Director of Entertainment, Kate Phillips says "Eurovision is coming back with a boom bang a bang to the BBC this year! After a year without the live contest, we can’t wait for it to return bigger and better. We’ll be celebrating Eurovision across the BBC on all our platforms, from TV, radio and online. Over on BBC Four, coverage will go beyond the semi-finals, where viewers can watch some classic Eurovision moments from across the years. Radio 2 continues to be the home of Eurovision on the airwaves, and Radio 1 Newsbeat brings an exclusive documentary to iPlayer following James Newman and his journey to Rotterdam! Not forgetting the Grand Final over on BBC One, plus so much more brilliant Eurovision content not to be missed this May on the BBC!"
Grand Final Saturday 22 May, 8pm, BBC One
Graham Norton will provide the commentary on BBC One for Europe’s biggest party night of the year.
The Eurovision Song Contest 2021, will be hosted by Chantal Janzen, Jan Smit, Edsilia Rombley and Nikkie de Jager (also known as NikkieTutorials) and broadcast live on BBC One and BBC Radio 2. The qualifying acts from the semi-finals will join hosts Netherlands plus the Big Five countries France, Germany, Italy, Spain and the United Kingdom in the Grand Final of the 65th Eurovision Song Contest from The Ahoy in Rotterdam.
This year we will see interval performances from Dutch DJ Afrojack featuring Glennis Grace and Wulf as they will perform Music Binds Us a specially commissioned piece for the Grand Final. Current reigning Eurovison winner from 2019, Duncan Laurence, will be performing his winning song Arcade. Plus we will a multi act performance entitled Rock the Roof, a collaboration featuring six former Eurovision winners - Lenny Kuhr (1969), Teach-In (1975), Sandra Kim (1986), Helena Paparizou (2005), Lordi (2006) and Måns Zelmerlöw (2015).
Semi-Finals Tuesday 18 May, 8pm, BBC Four
The semi-finals will be live on BBC Four, presented by Rylan Clark-Neal, Scott Mills and Chelcee Grimes.
In the first semi-final, the first group of countries will compete for a place in Saturday’s Grand Final.
The 16 countries competing are: Lithuania, Slovenia, Russia, Sweden, Australia, North Macedonia, Ireland, Cyprus, Norway, Croatia, Belgium, Israel, Romania, Azerbaijan, Ukraine and Malta.
Thursday 20 May, 8pm
The second semi-final of the Eurovision Song Contest 2021 will feature 17 different acts taking to the stage in the hope of securing a place in Saturday’s Grand Final.
Competing this evening are: San Marino, Estonia, Czech Republic, Greece, Austria, Poland, Moldova, Iceland, Serbia, Georgia, Albania, Portugal, Bulgaria, Finland, Latvia, Switzerland and Denmark.
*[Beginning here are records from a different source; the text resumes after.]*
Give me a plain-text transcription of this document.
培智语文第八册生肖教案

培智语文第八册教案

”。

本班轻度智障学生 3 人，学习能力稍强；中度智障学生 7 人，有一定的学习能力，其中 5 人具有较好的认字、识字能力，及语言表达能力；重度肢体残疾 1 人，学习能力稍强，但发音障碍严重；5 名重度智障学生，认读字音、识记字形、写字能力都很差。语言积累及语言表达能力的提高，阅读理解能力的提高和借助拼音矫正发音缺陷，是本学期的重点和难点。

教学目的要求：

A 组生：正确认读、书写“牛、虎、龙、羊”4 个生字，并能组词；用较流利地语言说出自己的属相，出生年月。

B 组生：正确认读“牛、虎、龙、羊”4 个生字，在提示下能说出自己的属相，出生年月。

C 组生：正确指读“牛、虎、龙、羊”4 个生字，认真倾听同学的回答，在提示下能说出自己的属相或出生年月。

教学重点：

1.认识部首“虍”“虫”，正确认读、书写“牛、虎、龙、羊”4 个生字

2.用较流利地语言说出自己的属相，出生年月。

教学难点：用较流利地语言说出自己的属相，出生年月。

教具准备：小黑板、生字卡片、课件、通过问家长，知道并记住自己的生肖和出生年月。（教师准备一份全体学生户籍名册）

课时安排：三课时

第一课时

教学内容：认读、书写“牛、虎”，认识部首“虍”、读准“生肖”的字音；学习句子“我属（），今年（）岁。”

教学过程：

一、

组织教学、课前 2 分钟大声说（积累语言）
Viewers in the United Kingdom are able to vote in this semi-final once all of the nights acts have performed.
The A-Z of Eurovision
Rylan Clark-Neal narrates a guide to all things Eurovision in this compilation of highlights, as he takes a sideways look at the greatest singing contest on the planet.
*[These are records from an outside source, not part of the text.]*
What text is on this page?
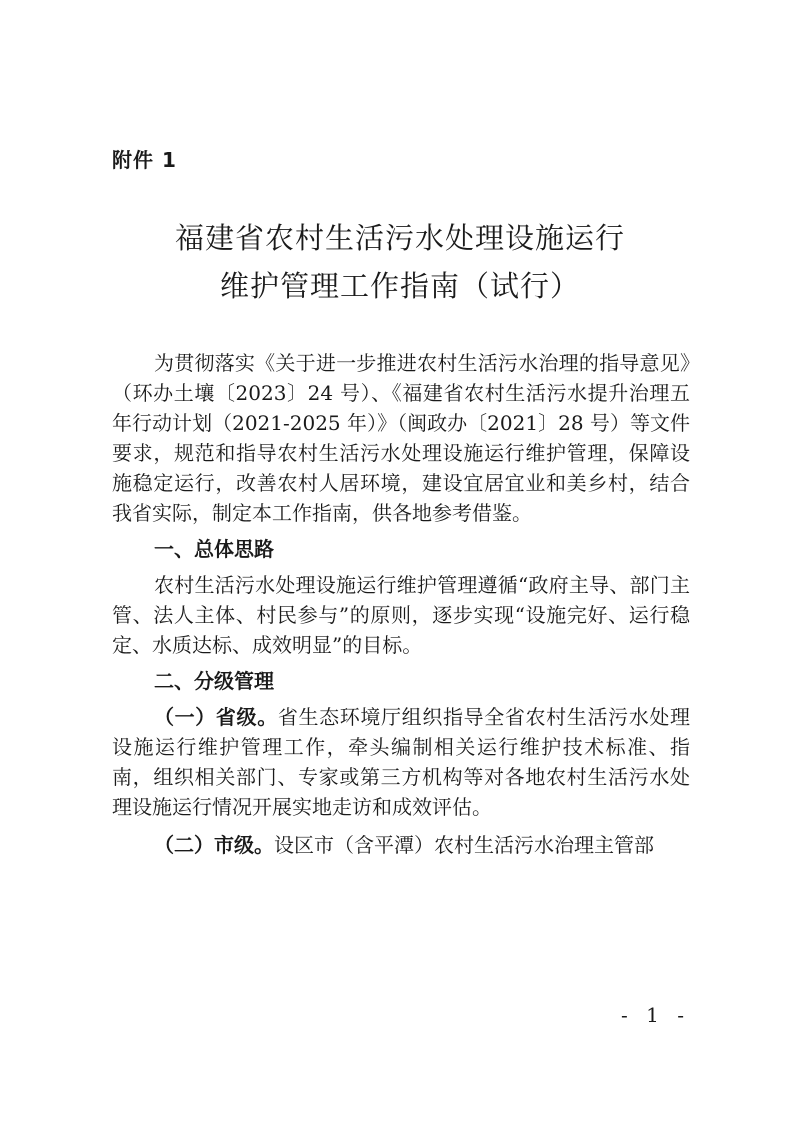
附件 1
福建省农村生活污水处理设施运行
维护管理工作指南（试行）

为贯彻落实《关于进一步推进农村生活污水治理的指导意见》（环办土壤〔2023〕24 号）、《福建省农村生活污水提升治理五年行动计划（2021-2025 年）》（闽政办〔2021〕28 号）等文件要求，规范和指导农村生活污水处理设施运行维护管理，保障设施稳定运行，改善农村人居环境，建设宜居宜业和美乡村，结合我省实际，制定本工作指南，供各地参考借鉴。

一、总体思路

农村生活污水处理设施运行维护管理遵循“政府主导、部门主管、法人主体、村民参与”的原则，逐步实现“设施完好、运行稳定、水质达标、成效明显”的目标。

二、分级管理

（一）省级。省生态环境厅组织指导全省农村生活污水处理设施运行维护管理工作，牵头编制相关运行维护技术标准、指南，组织相关部门、专家或第三方机构等对各地农村生活污水处理设施运行情况开展实地走访和成效评估。

（二）市级。设区市（含平潭）农村生活污水治理主管部

- 1 -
Moving through the alphabet, Rylan will be taking us from A, which is of course for Abba & Azerbaijan but also animals - featuring the Italian gorilla suit man and Azerbaijan’s artist dancing with a horse’s head through Z is for Zelmerlöw, Måns Zelmerlöw to be precise. The only Eurovision performer to have won the contest, hosted the contest and taken part in an interval act.
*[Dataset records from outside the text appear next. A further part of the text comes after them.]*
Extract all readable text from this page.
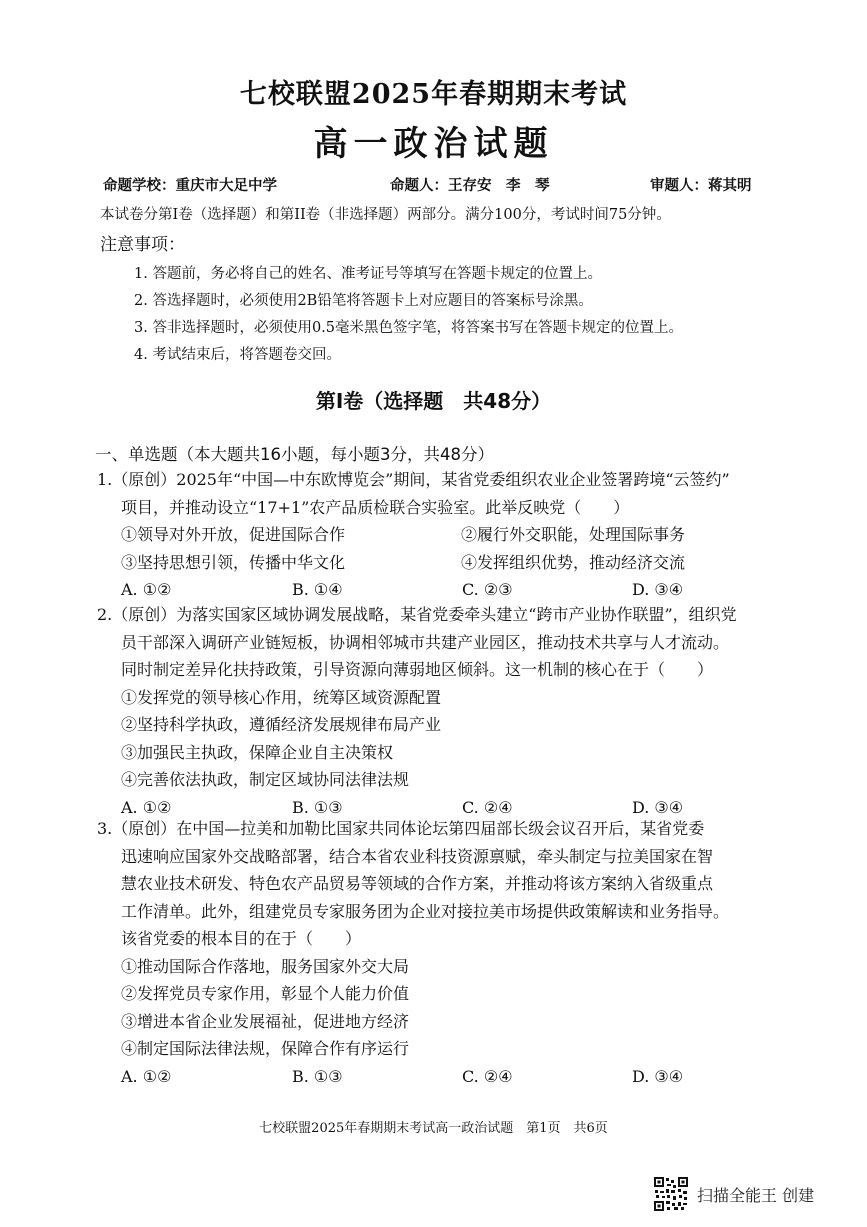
七校联盟2025年春期期末考试
高一政治试题
命题学校：重庆市大足中学	命题人：王存安　李　琴	审题人：蒋其明
本试卷分第I卷（选择题）和第II卷（非选择题）两部分。满分100分，考试时间75分钟。
注意事项：
1. 答题前，务必将自己的姓名、准考证号等填写在答题卡规定的位置上。
2. 答选择题时，必须使用2B铅笔将答题卡上对应题目的答案标号涂黑。
3. 答非选择题时，必须使用0.5毫米黑色签字笔，将答案书写在答题卡规定的位置上。
4. 考试结束后，将答题卷交回。
第I卷（选择题　共48分）
一、单选题（本大题共16小题，每小题3分，共48分）
1.（原创）2025年“中国—中东欧博览会”期间，某省党委组织农业企业签署跨境“云签约”
项目，并推动设立“17+1”农产品质检联合实验室。此举反映党（　　）
①领导对外开放，促进国际合作	②履行外交职能，处理国际事务
③坚持思想引领，传播中华文化	④发挥组织优势，推动经济交流
A. ①②	B. ①④	C. ②③	D. ③④
2.（原创）为落实国家区域协调发展战略，某省党委牵头建立“跨市产业协作联盟”，组织党
员干部深入调研产业链短板，协调相邻城市共建产业园区，推动技术共享与人才流动。
同时制定差异化扶持政策，引导资源向薄弱地区倾斜。这一机制的核心在于（　　）
①发挥党的领导核心作用，统筹区域资源配置
②坚持科学执政，遵循经济发展规律布局产业
③加强民主执政，保障企业自主决策权
④完善依法执政，制定区域协同法律法规
A. ①②	B. ①③	C. ②④	D. ③④
3.（原创）在中国—拉美和加勒比国家共同体论坛第四届部长级会议召开后，某省党委
迅速响应国家外交战略部署，结合本省农业科技资源禀赋，牵头制定与拉美国家在智
慧农业技术研发、特色农产品贸易等领域的合作方案，并推动将该方案纳入省级重点
工作清单。此外，组建党员专家服务团为企业对接拉美市场提供政策解读和业务指导。
该省党委的根本目的在于（　　）
①推动国际合作落地，服务国家外交大局
②发挥党员专家作用，彰显个人能力价值
③增进本省企业发展福祉，促进地方经济
④制定国际法律法规，保障合作有序运行
A. ①②	B. ①③	C. ②④	D. ③④
七校联盟2025年春期期末考试高一政治试题　第1页　共6页
扫描全能王 创建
The A-Z of Eurovision, first broadcast in 2020 and produced by BBC Studios, will feature all the disasters, the costume changes and memorable musical moments from 65 years of Eurovision.
Eurovision at 60
First shown to celebrate the Eurovision Song Contest’s 60th anniversary in 2015, BBC Four joins the celebrations with an appreciation of the joy, fun, scandal and intrigue that has defined the Eurovision Song Contest.
It’s a story of pioneering songs, singers and programme makers; complex and extraordinary technology, laborious voting and a bit of naughtiness. Above all, it can be argued that Eurovision is a symbol of tolerance. As Graham Norton says of Conchita Wurst’s 2014 win: “The people had spoken… and they were nicer and more tolerant people than their governments let us think.”